No doubt there are many possible interpretations of this story and its
meaning etc. but I agree with Susan Sontag that -
By reducing a work of art to it contents and then interpreting that, one
tames the work of art. Interpretation makes art manageable, comfortable.8
However, there is a different kind of interpretation, - perhaps many - whereby
one is moved into something of greater consequence and significance than
the mere content of the work. It is that leap into the almost intangible
space where art has a particular impact on individuals and changes them.
Where a work moves one to a new place, a different place to that which
existed before the encounter.
Another possible interpretation of A Good Man is Hard to Find would be
that of the corrupting influence of the "American dream." Something
that has come to have significance for millions of people owing to the
Hollywood effect or US cultural imperialism. O'Connor demonstrates
how this materialist striving affects behaviour and warps relationships.
From the offset the grandmother is defeated by the attitude of her son
Bailey and his silent wife. It is also significant that the only one she
cries for is her own son "Bailey Boy." Maybe this has no significance
whatever!!
It certainly is relevant to compare the work of Ms O'Connor to that
of Arthur Miller. This is such a frustrating tale of the chase, just like
the chase of Willy Loman . Who could have a daughter called June Star
and a son named Biff in their separate works, and not share the same angst?
The magnetic draw of the "American dream" is so romantically
approached by the grandmother, when at first she recalls the tale of the
lover who arrives every Saturday with the simple gift of a watermelon.
Immediately, this is disregarded by the obnoxious children as their grandmother's
nostalgic love, yet harks back to a more innocent age. Eventually, the
grandmother's naivete (goodness) is uncovered as a mere pretence
for her own lack of faith.The choice of destination is sad for the grandmother
due to the fond memories she has of Tennessee and Georgia, which she would
like the spoiled children to have the chance to experience. Instead, they
head off as a family for the promised land of Florida which they have
visited before!
En route, she remembers a house, just a few miles from the road they are
driving down, she visited as a young woman. In order to persuade the family
to indulge in her nostalgia and do the necessary detour she tells the
children of a hidden panel where the family who lived there hid all their
silver. Immediately the children insist on visiting the house.
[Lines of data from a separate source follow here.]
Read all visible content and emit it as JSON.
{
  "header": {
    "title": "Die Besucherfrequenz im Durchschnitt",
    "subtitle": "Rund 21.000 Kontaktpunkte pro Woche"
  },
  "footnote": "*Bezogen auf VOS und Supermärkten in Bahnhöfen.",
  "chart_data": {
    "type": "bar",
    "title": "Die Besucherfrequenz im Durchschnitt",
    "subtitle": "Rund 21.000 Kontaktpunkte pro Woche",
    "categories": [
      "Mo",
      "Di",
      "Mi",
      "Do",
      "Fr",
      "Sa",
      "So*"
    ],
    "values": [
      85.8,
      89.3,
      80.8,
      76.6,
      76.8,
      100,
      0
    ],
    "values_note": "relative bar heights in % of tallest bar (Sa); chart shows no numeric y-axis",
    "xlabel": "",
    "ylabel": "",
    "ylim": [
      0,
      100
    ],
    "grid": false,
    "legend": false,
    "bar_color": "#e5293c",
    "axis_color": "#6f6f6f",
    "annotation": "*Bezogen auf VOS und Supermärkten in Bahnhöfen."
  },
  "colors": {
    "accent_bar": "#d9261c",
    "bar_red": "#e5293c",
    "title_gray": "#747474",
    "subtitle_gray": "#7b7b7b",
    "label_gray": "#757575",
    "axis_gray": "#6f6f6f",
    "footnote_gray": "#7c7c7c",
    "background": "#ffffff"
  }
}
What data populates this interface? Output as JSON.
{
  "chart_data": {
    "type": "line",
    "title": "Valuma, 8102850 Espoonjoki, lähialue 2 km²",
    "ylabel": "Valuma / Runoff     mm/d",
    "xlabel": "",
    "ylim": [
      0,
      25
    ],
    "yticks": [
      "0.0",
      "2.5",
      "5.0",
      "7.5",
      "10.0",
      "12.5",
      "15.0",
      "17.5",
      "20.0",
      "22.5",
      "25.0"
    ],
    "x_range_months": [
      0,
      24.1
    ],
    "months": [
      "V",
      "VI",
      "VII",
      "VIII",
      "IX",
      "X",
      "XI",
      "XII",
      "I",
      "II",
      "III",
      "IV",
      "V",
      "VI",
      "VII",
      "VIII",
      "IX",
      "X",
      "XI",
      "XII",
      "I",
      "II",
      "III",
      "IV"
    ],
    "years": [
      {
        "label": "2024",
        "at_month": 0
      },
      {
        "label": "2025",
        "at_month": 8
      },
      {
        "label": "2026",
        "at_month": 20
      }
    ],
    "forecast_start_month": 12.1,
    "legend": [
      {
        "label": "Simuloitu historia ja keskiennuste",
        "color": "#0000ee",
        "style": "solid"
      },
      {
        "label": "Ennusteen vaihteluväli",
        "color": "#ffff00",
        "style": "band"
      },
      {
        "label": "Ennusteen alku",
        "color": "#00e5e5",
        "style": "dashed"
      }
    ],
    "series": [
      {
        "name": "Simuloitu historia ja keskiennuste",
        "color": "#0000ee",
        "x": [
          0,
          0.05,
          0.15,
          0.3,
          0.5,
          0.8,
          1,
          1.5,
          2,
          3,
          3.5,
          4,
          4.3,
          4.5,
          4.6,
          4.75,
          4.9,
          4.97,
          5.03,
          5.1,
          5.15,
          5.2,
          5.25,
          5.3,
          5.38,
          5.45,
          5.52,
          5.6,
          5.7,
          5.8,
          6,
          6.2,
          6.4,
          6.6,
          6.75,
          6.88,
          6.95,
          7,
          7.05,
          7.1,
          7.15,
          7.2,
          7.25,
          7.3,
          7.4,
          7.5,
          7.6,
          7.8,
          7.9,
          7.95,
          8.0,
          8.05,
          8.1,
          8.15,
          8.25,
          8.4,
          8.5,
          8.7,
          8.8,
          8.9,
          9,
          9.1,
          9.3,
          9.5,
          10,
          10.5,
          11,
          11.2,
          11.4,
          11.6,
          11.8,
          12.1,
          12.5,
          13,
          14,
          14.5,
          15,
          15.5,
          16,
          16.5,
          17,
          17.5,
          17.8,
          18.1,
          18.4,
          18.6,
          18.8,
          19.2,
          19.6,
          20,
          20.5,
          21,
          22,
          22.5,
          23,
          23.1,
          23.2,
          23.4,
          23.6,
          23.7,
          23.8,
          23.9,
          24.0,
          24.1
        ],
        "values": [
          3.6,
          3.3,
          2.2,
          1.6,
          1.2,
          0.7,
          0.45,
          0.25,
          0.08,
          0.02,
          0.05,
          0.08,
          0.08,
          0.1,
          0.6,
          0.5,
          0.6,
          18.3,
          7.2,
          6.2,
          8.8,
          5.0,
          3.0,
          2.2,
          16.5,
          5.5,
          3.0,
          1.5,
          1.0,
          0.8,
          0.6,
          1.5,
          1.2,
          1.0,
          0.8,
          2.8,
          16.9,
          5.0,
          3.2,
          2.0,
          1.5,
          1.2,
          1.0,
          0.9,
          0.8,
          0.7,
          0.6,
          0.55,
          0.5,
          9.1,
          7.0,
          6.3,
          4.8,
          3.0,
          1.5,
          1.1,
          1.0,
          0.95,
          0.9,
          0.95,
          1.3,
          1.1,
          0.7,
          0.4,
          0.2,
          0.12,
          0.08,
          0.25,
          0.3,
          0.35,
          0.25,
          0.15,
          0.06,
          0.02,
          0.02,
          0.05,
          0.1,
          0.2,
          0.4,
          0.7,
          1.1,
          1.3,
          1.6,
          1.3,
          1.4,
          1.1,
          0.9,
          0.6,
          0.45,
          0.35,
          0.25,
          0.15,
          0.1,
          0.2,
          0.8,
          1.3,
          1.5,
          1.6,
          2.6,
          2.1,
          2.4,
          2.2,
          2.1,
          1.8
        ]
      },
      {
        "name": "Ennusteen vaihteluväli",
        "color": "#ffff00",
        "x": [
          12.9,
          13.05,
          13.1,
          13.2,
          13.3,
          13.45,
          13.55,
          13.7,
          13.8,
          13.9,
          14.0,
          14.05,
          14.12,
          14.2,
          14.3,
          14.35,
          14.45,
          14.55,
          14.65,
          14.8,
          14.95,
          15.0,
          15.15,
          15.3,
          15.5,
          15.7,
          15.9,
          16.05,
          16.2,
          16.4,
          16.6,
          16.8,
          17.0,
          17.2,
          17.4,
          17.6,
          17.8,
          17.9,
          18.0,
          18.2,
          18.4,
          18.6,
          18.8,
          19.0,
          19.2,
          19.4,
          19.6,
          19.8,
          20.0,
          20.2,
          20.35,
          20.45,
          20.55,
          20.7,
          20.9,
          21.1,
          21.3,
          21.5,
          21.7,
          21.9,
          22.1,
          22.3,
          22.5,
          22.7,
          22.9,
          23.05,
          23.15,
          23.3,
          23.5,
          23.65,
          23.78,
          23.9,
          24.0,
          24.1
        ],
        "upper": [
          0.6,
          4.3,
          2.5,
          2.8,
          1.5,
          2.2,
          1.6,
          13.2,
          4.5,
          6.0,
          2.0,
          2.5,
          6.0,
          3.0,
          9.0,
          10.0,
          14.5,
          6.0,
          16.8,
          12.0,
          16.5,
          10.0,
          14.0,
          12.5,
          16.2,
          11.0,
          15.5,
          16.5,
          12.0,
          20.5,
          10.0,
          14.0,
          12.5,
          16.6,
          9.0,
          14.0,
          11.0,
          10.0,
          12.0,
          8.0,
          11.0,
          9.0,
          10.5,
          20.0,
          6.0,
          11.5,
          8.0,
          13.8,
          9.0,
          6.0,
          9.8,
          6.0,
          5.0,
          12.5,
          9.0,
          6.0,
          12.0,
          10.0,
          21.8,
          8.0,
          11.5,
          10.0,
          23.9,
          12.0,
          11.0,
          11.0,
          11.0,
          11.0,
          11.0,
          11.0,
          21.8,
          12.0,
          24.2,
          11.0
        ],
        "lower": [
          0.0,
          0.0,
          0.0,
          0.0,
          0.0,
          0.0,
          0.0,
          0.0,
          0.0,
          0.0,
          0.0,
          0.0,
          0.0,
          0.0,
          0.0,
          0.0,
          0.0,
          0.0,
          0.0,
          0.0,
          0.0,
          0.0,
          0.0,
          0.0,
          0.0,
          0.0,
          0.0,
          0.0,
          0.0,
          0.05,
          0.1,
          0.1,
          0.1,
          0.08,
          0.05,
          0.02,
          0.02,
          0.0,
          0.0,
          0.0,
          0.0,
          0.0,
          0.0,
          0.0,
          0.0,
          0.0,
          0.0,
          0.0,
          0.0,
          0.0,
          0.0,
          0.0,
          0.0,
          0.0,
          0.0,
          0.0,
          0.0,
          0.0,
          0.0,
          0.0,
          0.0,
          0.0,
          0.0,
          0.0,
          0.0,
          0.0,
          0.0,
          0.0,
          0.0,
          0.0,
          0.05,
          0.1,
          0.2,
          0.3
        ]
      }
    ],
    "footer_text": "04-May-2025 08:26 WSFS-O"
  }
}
Driving
down the dirt track towards the house the grandmother remembers that they
aren't on the right road at all; this journey has taken a wrong turn.
It's completely wild that from this point until the end of the story,
which is only a few more pages each member of the family is murdered.
It is here that Ms O'Connor reveals the fatalism of the journey;
which is symbolic of the dichotomy between materialism and the kind of
Christian Fundamentalism found in the American south.
No one is innocent.
Notes
1. W. S. (Sydney) Graham was born in Greenock in 1918. He died in 1986.
Much of his adult life was spent at St. Ives in Cornwall. The best edition
I have found of his work is Collected Poems 1942-1977, Faber, London,
1979. See also: Edinburgh Review no.75, Polygon, 1987. The Constructed
Space - A Celebration of W. S. Graham, Jackson's Arm, Lincoln,
1994 .
2. Tom Leonard, Reports from the Present, Jonathan Cape, London, 1995,
pp.19-62.
3. Ibid, p.29.
4. In this context there is the ever present problem of translation from
one language to another, but I think this problem can be solved to some
extent by reading different translators. Though it is always better if
one can read an author in the original language.
5. There is also the contradiction between genetic inheritance and learned
behaviour. Perhaps, in essence, another form of the argument about free
will and predestination.
6. See Robert Tannahill, Poems and Songs, Ed. Semple, Gardner, Paisley,
1876, p.198.
7. Flannery O'Connor, A Good Man is Hard to Find, Women's Press
Edition, London, 1980.
8. Susan Sontag, Against Interpretation.